I am thrilled to have found this site. I am a Faith Community Nurse at my church and have a love for people with dementia. As a nurse I worked for years with those having dementia.
We have done some special people getting lost in our women”s Bible Study and I want to do a small group with them . Your material is wonderful. I look forward to following more.
Jennifer, I’m so glad! I’m getting ready to update everything on the site to make the materials even more useful, I hope. Let me know if there is anything in particular you think would be helpful—I really want the feedback. Bless you for your love and effort to connect these elders with the Spirit!
I greatly praise the Lord, worn out and weary, needing a new sermon for tomorrow, He led me to your website, so perfect , so well done, questions are just what I wanted to bring a new dimension into my work, so simple but so effective. I am Chaplain in a Retirement Village, 500 residents and 250 staff, besides visiting I take weekly service in the Hospital and Resthome where many have dementia. Also a monthly service for residents. It is so refreshing to have your work available. May you and your whole family be greatly blessed for your hard work, love for the elderly and your generosity towards the multitudes you are blessing, Thankyou,Thankyou, Thankyou. Love and Blessings in Christ.
Hephzibah Smith, Northland, New Zealand
Hephzibah, bless you for this note, and even more for your sacrificial love for your residents and staff. I can only imagine how exhausting it is with that many people to serve! You’re exactly the kind of person I had in mind when I put these resources online, so I’m grateful to God that you found the site. I’m updating the materials all the time, so keep checking in, and know that I am praying for you, that you would be filled with the Spirit’s grace and mercy while you pour yourself out in service to others.

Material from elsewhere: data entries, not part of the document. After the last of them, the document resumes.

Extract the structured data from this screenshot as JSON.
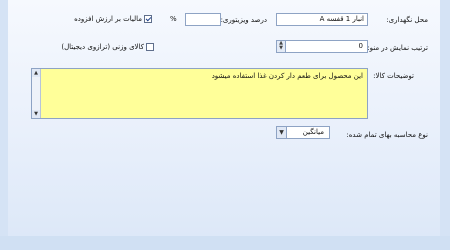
{
  "form": {
    "storage_label": "محل نگهداری:",
    "storage_value": "انبار 1 قفسه A",
    "special_percent_label": "درصد ویزیتوری:",
    "special_percent_value": "",
    "percent_symbol": "%",
    "vat_label": "مالیات بر ارزش افزوده",
    "vat_checked": true,
    "display_order_label": "ترتیب نمایش در منو:",
    "display_order_value": "0",
    "weighted_label": "کالای وزنی (ترازوی دیجیتال)",
    "weighted_checked": false,
    "description_label": "توضیحات کالا:",
    "description_value": "این محصول برای طعم دار کردن غذا استفاده میشود",
    "cost_method_label": "نوع محاسبه بهای تمام شده:",
    "cost_method_value": "میانگین"
  },
  "icons": {
    "spin": "spin-arrows-icon",
    "dropdown": "chevron-down-icon",
    "scroll_up": "scroll-up-icon",
    "scroll_down": "scroll-down-icon"
  },
  "colors": {
    "background": "#d5e3f5",
    "memo_background": "#ffff99",
    "field_border": "#8ea3c4"
  }
}
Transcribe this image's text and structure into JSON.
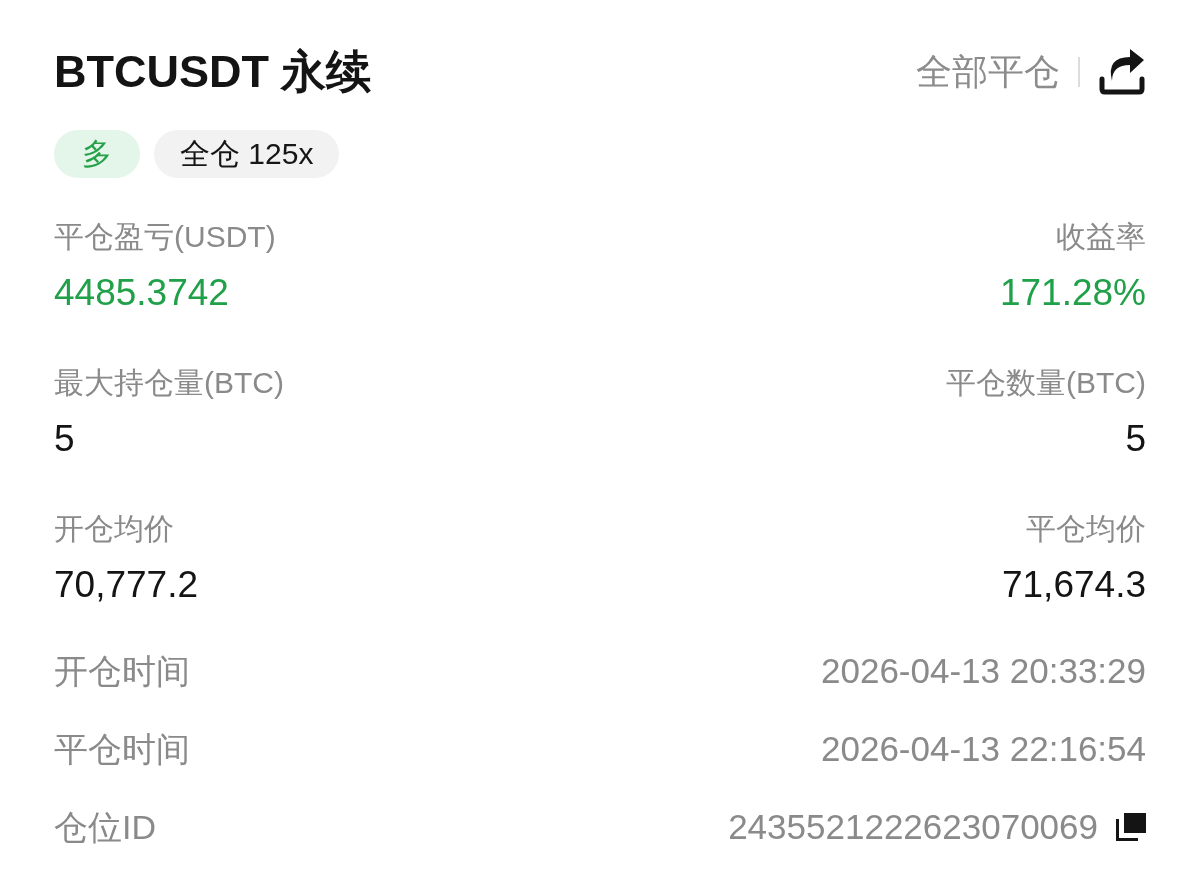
{
  "header": {
    "title": "BTCUSDT 永续",
    "close_all": "全部平仓"
  },
  "tags": [
    {
      "label": "多",
      "kind": "side"
    },
    {
      "label": "全仓 125x",
      "kind": "margin"
    }
  ],
  "stats": [
    {
      "left": {
        "label": "平仓盈亏(USDT)",
        "value": "4485.3742",
        "positive": true
      },
      "right": {
        "label": "收益率",
        "value": "171.28%",
        "positive": true
      }
    },
    {
      "left": {
        "label": "最大持仓量(BTC)",
        "value": "5",
        "positive": false
      },
      "right": {
        "label": "平仓数量(BTC)",
        "value": "5",
        "positive": false
      }
    },
    {
      "left": {
        "label": "开仓均价",
        "value": "70,777.2",
        "positive": false
      },
      "right": {
        "label": "平仓均价",
        "value": "71,674.3",
        "positive": false
      }
    }
  ],
  "details": [
    {
      "label": "开仓时间",
      "value": "2026-04-13 20:33:29",
      "copyable": false
    },
    {
      "label": "平仓时间",
      "value": "2026-04-13 22:16:54",
      "copyable": false
    },
    {
      "label": "仓位ID",
      "value": "2435521222623070069",
      "copyable": true
    }
  ]
}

I have been thinking and praying about offering a Memory Care service while the caregivers attend the regular service. I am qualified, an Occupational Therapy Assistant with a degree in Gerontology and a post grad in Dementia Therapy.

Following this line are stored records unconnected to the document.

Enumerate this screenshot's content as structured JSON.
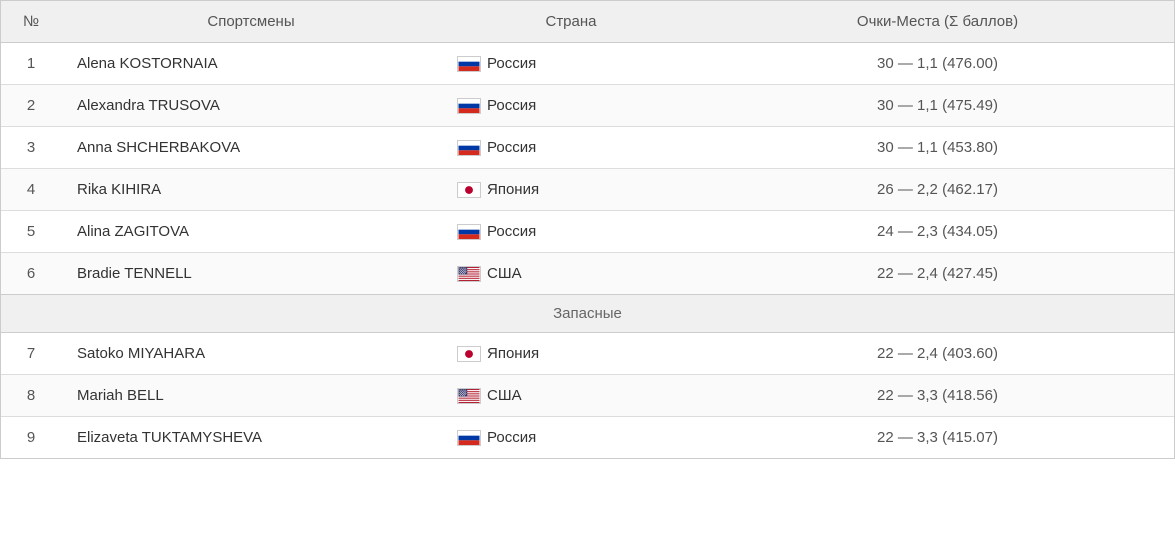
{
  "header": {
    "col_num": "№",
    "col_athlete": "Спортсмены",
    "col_country": "Страна",
    "col_score": "Очки-Места (Σ баллов)"
  },
  "separator": {
    "label": "Запасные"
  },
  "rows": [
    {
      "num": "1",
      "athlete": "Alena KOSTORNAIA",
      "country_name": "Россия",
      "country_flag": "ru",
      "score": "30 — 1,1 (476.00)"
    },
    {
      "num": "2",
      "athlete": "Alexandra TRUSOVA",
      "country_name": "Россия",
      "country_flag": "ru",
      "score": "30 — 1,1 (475.49)"
    },
    {
      "num": "3",
      "athlete": "Anna SHCHERBAKOVA",
      "country_name": "Россия",
      "country_flag": "ru",
      "score": "30 — 1,1 (453.80)"
    },
    {
      "num": "4",
      "athlete": "Rika KIHIRA",
      "country_name": "Япония",
      "country_flag": "jp",
      "score": "26 — 2,2 (462.17)"
    },
    {
      "num": "5",
      "athlete": "Alina ZAGITOVA",
      "country_name": "Россия",
      "country_flag": "ru",
      "score": "24 — 2,3 (434.05)"
    },
    {
      "num": "6",
      "athlete": "Bradie TENNELL",
      "country_name": "США",
      "country_flag": "us",
      "score": "22 — 2,4 (427.45)"
    }
  ],
  "reserve_rows": [
    {
      "num": "7",
      "athlete": "Satoko MIYAHARA",
      "country_name": "Япония",
      "country_flag": "jp",
      "score": "22 — 2,4 (403.60)"
    },
    {
      "num": "8",
      "athlete": "Mariah BELL",
      "country_name": "США",
      "country_flag": "us",
      "score": "22 — 3,3 (418.56)"
    },
    {
      "num": "9",
      "athlete": "Elizaveta TUKTAMYSHEVA",
      "country_name": "Россия",
      "country_flag": "ru",
      "score": "22 — 3,3 (415.07)"
    }
  ]
}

Of course there would be at least one other responsible person. I have some concerns about liability issues. Do you know of other churches using this format?
Pamela, I love and bless you for wanting to do this! Although my calling is to bring church into long-term memory care communities, I’m definitely aware that many churches want to become more dementia-friendly in numerous ways. Personally, I’m a big fan of educating congregations to be able to welcome people living with dementia and for everyone to worship together. However, a special, separate service for people with dementia can also be a good idea, especially to offer caregivers a break. A couple of sources you might want to check out: https://www.usagainstalzheimers.org/networks/faith and http://www.actonalz.org/sites/default/files/documents/Dementia-Friendly-Church-Guide.pdf (UK). You can also google “dementia-friendly church” and you’ll find lots of sources. I’d be happy to chat with you and/or your church leaders if you have any questions.

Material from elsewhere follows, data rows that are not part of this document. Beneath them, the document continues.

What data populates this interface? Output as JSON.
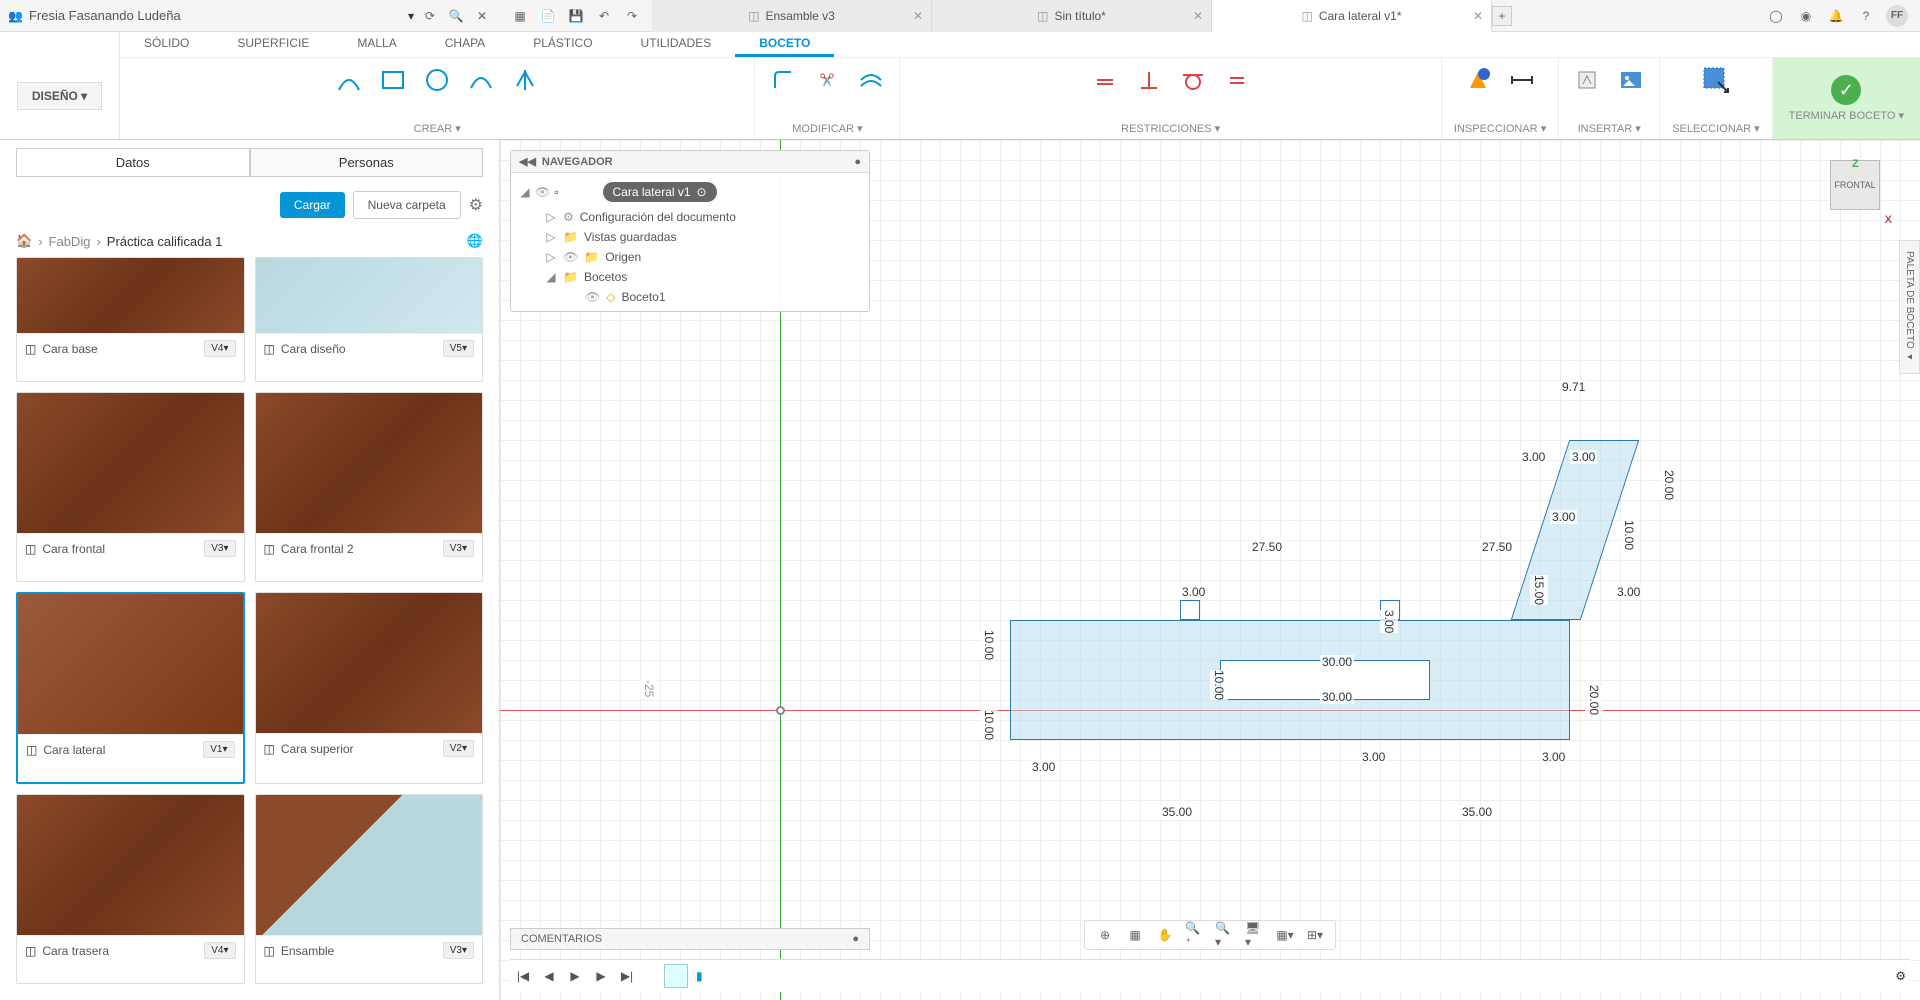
{
  "user": {
    "name": "Fresia Fasanando Ludeña",
    "initials": "FF"
  },
  "topbar": {
    "tabs": [
      {
        "label": "Ensamble v3",
        "active": false
      },
      {
        "label": "Sin título*",
        "active": false
      },
      {
        "label": "Cara lateral v1*",
        "active": true
      }
    ]
  },
  "ribbon": {
    "design_label": "DISEÑO",
    "tabs": [
      "SÓLIDO",
      "SUPERFICIE",
      "MALLA",
      "CHAPA",
      "PLÁSTICO",
      "UTILIDADES",
      "BOCETO"
    ],
    "active_tab": "BOCETO",
    "groups": {
      "crear": "CREAR",
      "modificar": "MODIFICAR",
      "restricciones": "RESTRICCIONES",
      "inspeccionar": "INSPECCIONAR",
      "insertar": "INSERTAR",
      "seleccionar": "SELECCIONAR",
      "terminar": "TERMINAR BOCETO"
    }
  },
  "data_panel": {
    "tabs": {
      "datos": "Datos",
      "personas": "Personas"
    },
    "buttons": {
      "cargar": "Cargar",
      "nueva_carpeta": "Nueva carpeta"
    },
    "breadcrumb": {
      "folder": "FabDig",
      "project": "Práctica calificada 1"
    },
    "thumbs": [
      {
        "name": "Cara base",
        "version": "V4"
      },
      {
        "name": "Cara diseño",
        "version": "V5"
      },
      {
        "name": "Cara frontal",
        "version": "V3"
      },
      {
        "name": "Cara frontal 2",
        "version": "V3"
      },
      {
        "name": "Cara lateral",
        "version": "V1"
      },
      {
        "name": "Cara superior",
        "version": "V2"
      },
      {
        "name": "Cara trasera",
        "version": "V4"
      },
      {
        "name": "Ensamble",
        "version": "V3"
      }
    ]
  },
  "browser": {
    "title": "NAVEGADOR",
    "root": "Cara lateral v1",
    "items": {
      "config": "Configuración del documento",
      "vistas": "Vistas guardadas",
      "origen": "Origen",
      "bocetos": "Bocetos",
      "boceto1": "Boceto1"
    }
  },
  "viewcube": {
    "face": "FRONTAL",
    "z": "Z",
    "x": "X"
  },
  "palette": {
    "label": "PALETA DE BOCETO"
  },
  "comments": {
    "label": "COMENTARIOS"
  },
  "dimensions": {
    "d1": "9.71",
    "d2": "3.00",
    "d3": "3.00",
    "d4": "20.00",
    "d5": "3.00",
    "d6": "10.00",
    "d7": "27.50",
    "d8": "27.50",
    "d9": "3.00",
    "d10": "15.00",
    "d11": "3.00",
    "d12": "10.00",
    "d13": "30.00",
    "d14": "30.00",
    "d15": "10.00",
    "d16": "20.00",
    "d17": "10.00",
    "d18": "3.00",
    "d19": "3.00",
    "d20": "3.00",
    "d21": "35.00",
    "d22": "35.00",
    "d23": "3.00",
    "ruler25": "-25"
  }
}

I am a nurse in a small assisted living facility. We are currently without an activity director. I am a Christian and love speaking and doing devotions and Bible study so when I came across this site I was excited beause I have agreed to do the daily devotion with the residents. When I was a much younger woman with small children and no time to go back to school, I taught a Bible study on Amos to kids.It had a side bar on Chaplaincy and I was so drawn in by that. I truly wanted to be a chaplain but circumstances at the time prevented it. I believe God led me to this site because I found the link to the chaplaincy program included. I have a servant’s heart –my joy comes from serving others in whatever capacity they need to be served. Thank you for sharing this site.
Wanda, I’m not sure why I didn’t see your note until now, nearly 8 months later! My apologies for not responding! Thank you for your love for elders, and I hope you’ve been able to pursue your dream of chaplaincy in the Lord’s timing.